O cenário pré-Covid-19 já revelava uma tragédia silenciosa, uma vez que apenas 49% dos estudantes no 2º ano do ensino fundamental possuíam níveis suficientes de alfabetização em 2019, data do último levantamento realizado pelo Sistema de Avaliação da Educação Básica (Saeb) —e este percentual foi muito menor em alguns estados, onde menos de 25% dos alunos tinham os conhecimentos esperados para essa etapa de aprendizagem.

Os números já eram alarmantes e devem piorar. É o que mostra a pesquisa realizada pelo Datafolha, a pedido da Fundação Lemann, do Itaú Social e do Banco Interamericano de Desenvolvimento (BID), sobre o processo de alfabetização durante a pandemia de estudantes matriculados nos 1º, 2º ou 3º anos do ensino fundamental. Os dados revelam uma estagnação ou até possíveis retrocessos: 51% dos estudantes ficaram no mesmo estágio de aprendizado, segundo a percepção de pais e responsáveis entrevistados na pesquisa. A ausência de aulas presenciais e, por vezes, falta de capacidade técnica dos familiares para ensinar são alguns fatores apontados como as maiores dificuldades no processo de alfabetização durante este período de escolas fechadas.
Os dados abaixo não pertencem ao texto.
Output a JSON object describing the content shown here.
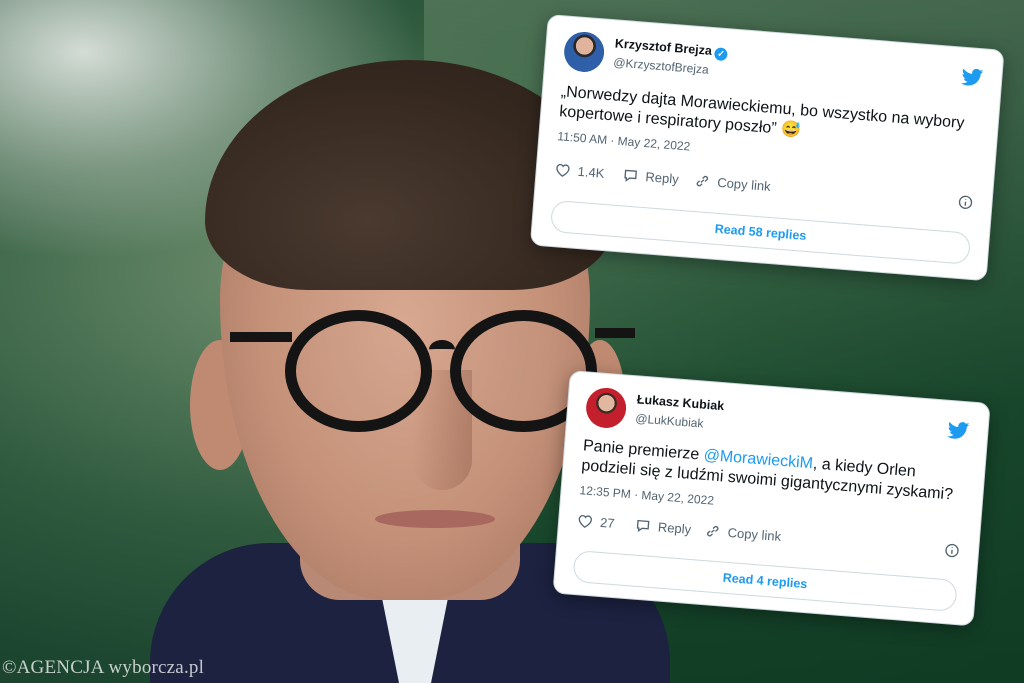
{
  "watermark": "©AGENCJA wyborcza.pl",
  "tweets": [
    {
      "name": "Krzysztof Brejza",
      "handle": "@KrzysztofBrejza",
      "text_before": "„Norwedzy dajta Morawieckiemu, bo wszystko na wybory kopertowe i respiratory poszło” 😅",
      "mention": "",
      "text_after": "",
      "time": "11:50 AM · May 22, 2022",
      "likes": "1.4K",
      "reply_label": "Reply",
      "copy_label": "Copy link",
      "read_replies": "Read 58 replies",
      "verified": true
    },
    {
      "name": "Łukasz Kubiak",
      "handle": "@LukKubiak",
      "text_before": "Panie premierze ",
      "mention": "@MorawieckiM",
      "text_after": ", a kiedy Orlen podzieli się z ludźmi swoimi gigantycznymi zyskami?",
      "time": "12:35 PM · May 22, 2022",
      "likes": "27",
      "reply_label": "Reply",
      "copy_label": "Copy link",
      "read_replies": "Read 4 replies",
      "verified": false
    }
  ],
  "colors": {
    "twitter_blue": "#1d9bf0",
    "text": "#0f1419",
    "muted": "#536471"
  },
  "icons": [
    "twitter-bird-icon",
    "heart-icon",
    "reply-icon",
    "link-icon",
    "info-icon",
    "verified-badge-icon"
  ]
}
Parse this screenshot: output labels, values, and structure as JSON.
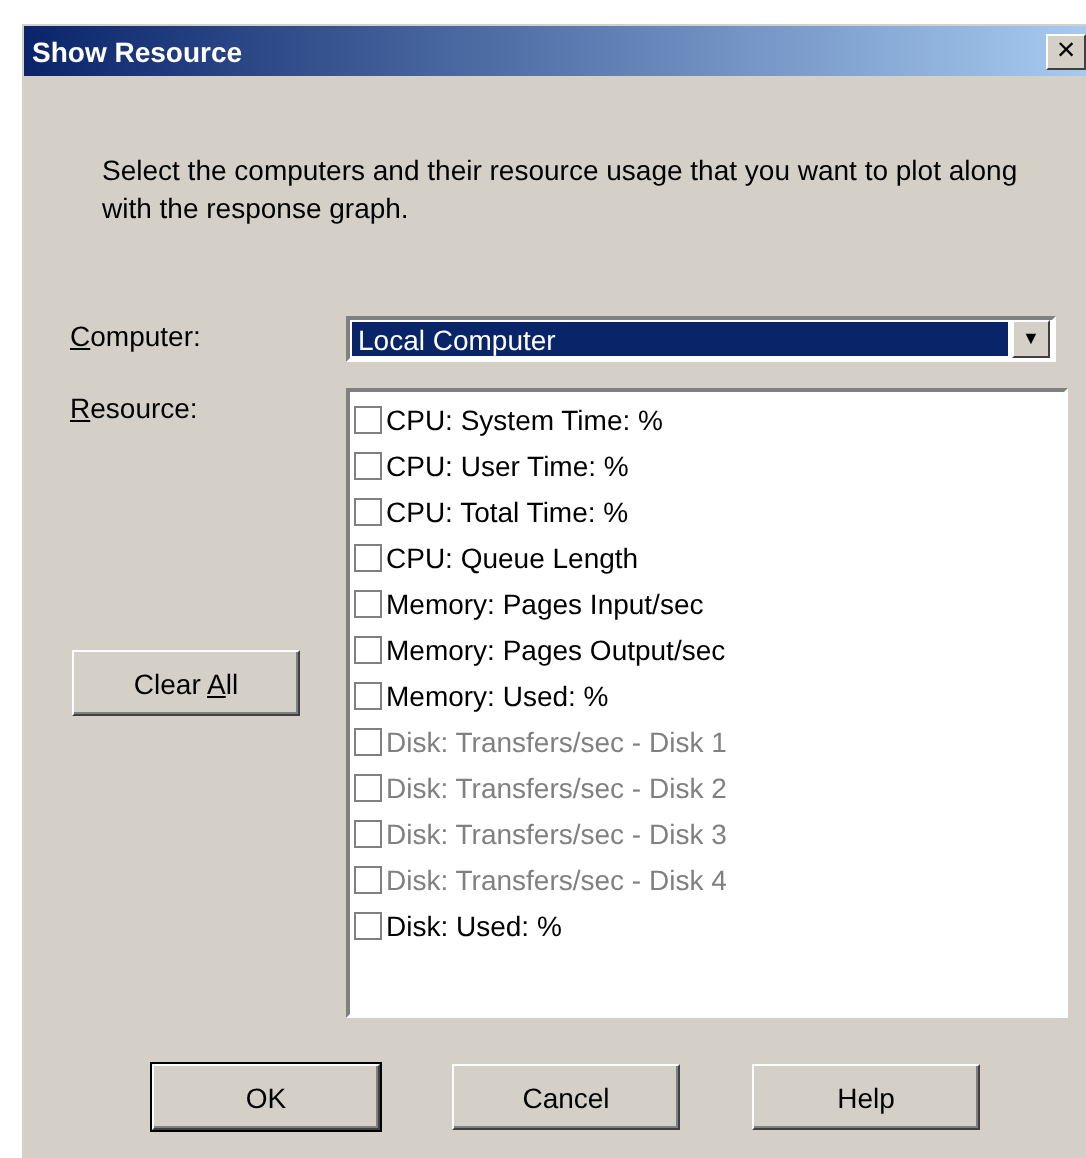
{
  "window": {
    "title": "Show Resource",
    "close": "×"
  },
  "description": "Select the computers and their resource usage that you want to plot along with the response graph.",
  "computer": {
    "label": {
      "mnemonic": "C",
      "rest": "omputer:"
    },
    "value": "Local Computer",
    "caret": "▼"
  },
  "resource": {
    "label": {
      "mnemonic": "R",
      "rest": "esource:"
    },
    "items": [
      {
        "label": "CPU: System Time: %",
        "checked": false,
        "disabled": false
      },
      {
        "label": "CPU: User Time: %",
        "checked": false,
        "disabled": false
      },
      {
        "label": "CPU: Total Time: %",
        "checked": false,
        "disabled": false
      },
      {
        "label": "CPU: Queue Length",
        "checked": false,
        "disabled": false
      },
      {
        "label": "Memory: Pages Input/sec",
        "checked": false,
        "disabled": false
      },
      {
        "label": "Memory: Pages Output/sec",
        "checked": false,
        "disabled": false
      },
      {
        "label": "Memory: Used: %",
        "checked": false,
        "disabled": false
      },
      {
        "label": "Disk: Transfers/sec - Disk 1",
        "checked": false,
        "disabled": true
      },
      {
        "label": "Disk: Transfers/sec - Disk 2",
        "checked": false,
        "disabled": true
      },
      {
        "label": "Disk: Transfers/sec - Disk 3",
        "checked": false,
        "disabled": true
      },
      {
        "label": "Disk: Transfers/sec - Disk 4",
        "checked": false,
        "disabled": true
      },
      {
        "label": "Disk: Used: %",
        "checked": false,
        "disabled": false
      }
    ]
  },
  "clear_button": {
    "before": "Clear ",
    "mnemonic": "A",
    "rest": "ll"
  },
  "buttons": [
    {
      "label": "OK",
      "default": true
    },
    {
      "label": "Cancel",
      "default": false
    },
    {
      "label": "Help",
      "default": false
    }
  ]
}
Não podemos esquecer que uma criança não alfabetizada na idade certa tem todo seu percurso escolar prejudicado, resultando no agravamento das desigualdades e reforçando o ciclo de exclusão socioeconômico e cultural, como já indicam estudos realizados. Um deles, por exemplo, elaborado pelo pesquisador Ricardo Paes de Barros, indica que, do ponto de vista do indivíduo, um adulto alfabetizado alcança um índice de 77% em uma escala de qualidade de vida, enquanto um não alfabetizado alcança 43%.

É importante ressaltar dois pontos centrais que agravaram o quadro da alfabetização durante a pandemia. O primeiro é a carência de apoio técnico e financeiro para os municípios, os entes responsáveis por essa etapa de ensino e que vivem um cenário de fragilidade e grandes dificuldades, intensificado pelas múltiplas crises geradas pela pandemia da Covid-19. O segundo ponto é o próprio processo de aprendizagem. Por ser uma etapa de pouca autonomia das crianças, elas dependem de uma atenção especial, e o ensino remoto dificulta ainda mais esse processo.
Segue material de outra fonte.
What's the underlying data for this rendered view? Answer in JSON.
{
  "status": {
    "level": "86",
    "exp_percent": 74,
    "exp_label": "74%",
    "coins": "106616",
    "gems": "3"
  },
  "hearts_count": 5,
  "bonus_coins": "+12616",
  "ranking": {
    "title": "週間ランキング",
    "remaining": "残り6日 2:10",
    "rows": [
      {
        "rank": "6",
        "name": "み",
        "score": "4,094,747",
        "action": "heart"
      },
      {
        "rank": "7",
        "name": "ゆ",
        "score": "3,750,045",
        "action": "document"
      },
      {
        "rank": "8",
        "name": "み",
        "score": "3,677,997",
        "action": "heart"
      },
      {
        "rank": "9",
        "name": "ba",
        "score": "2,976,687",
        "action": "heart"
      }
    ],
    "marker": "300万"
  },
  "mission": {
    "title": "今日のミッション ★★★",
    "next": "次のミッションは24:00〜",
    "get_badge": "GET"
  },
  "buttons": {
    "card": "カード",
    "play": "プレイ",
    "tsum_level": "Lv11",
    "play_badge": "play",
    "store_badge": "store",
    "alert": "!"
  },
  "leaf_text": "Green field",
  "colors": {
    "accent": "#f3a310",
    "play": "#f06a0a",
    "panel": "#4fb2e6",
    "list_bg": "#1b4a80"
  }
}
Nesse cenário, é fundamental que estados e governo federal intensifiquem o apoio aos municípios com os protocolos sanitários e pedagógicos para recomposição da aprendizagem por meio do regime de colaboração. Apesar de todas essas urgências, há uma dimensão que não podemos negligenciar: o processo de acolhimento dos profissionais de educação, dos estudantes e seus familiares. Estamos falando de mais de meio milhão de mortos pela Covid-19. São milhares de famílias lidando, entre outros desafios, com a perda de entes queridos, dificuldade para manter a renda e a insegurança alimentar.

Precisamos, com urgência, de um planejamento eficaz para recomposição da aprendizagem, com diagnósticos da situação atual. É importante ter avaliações diagnósticas para planejar ações, de acordo com as diferentes necessidades dos estudantes. Ter clareza de como será feito o agrupamento dos alunos, se por faixa etária ou nível de aprendizagem. Essas, bem como o comprometimento dos entes federativos e o fortalecimento das relações cooperativas, são questões essenciais para retomar os avanços na alfabetização.

Em meio a tantas incertezas, iremos vencer esta crise sanitária, mas quanto tempo vamos precisar para recuperar a defasagem na alfabetização e qual legado que a pandemia da Covid-19 deixará na Educação? É essencial que estados e municípios fortaleçam seus pactos e atuem em colaboração, para restaurarmos os avanços na alfabetização de todas as crianças.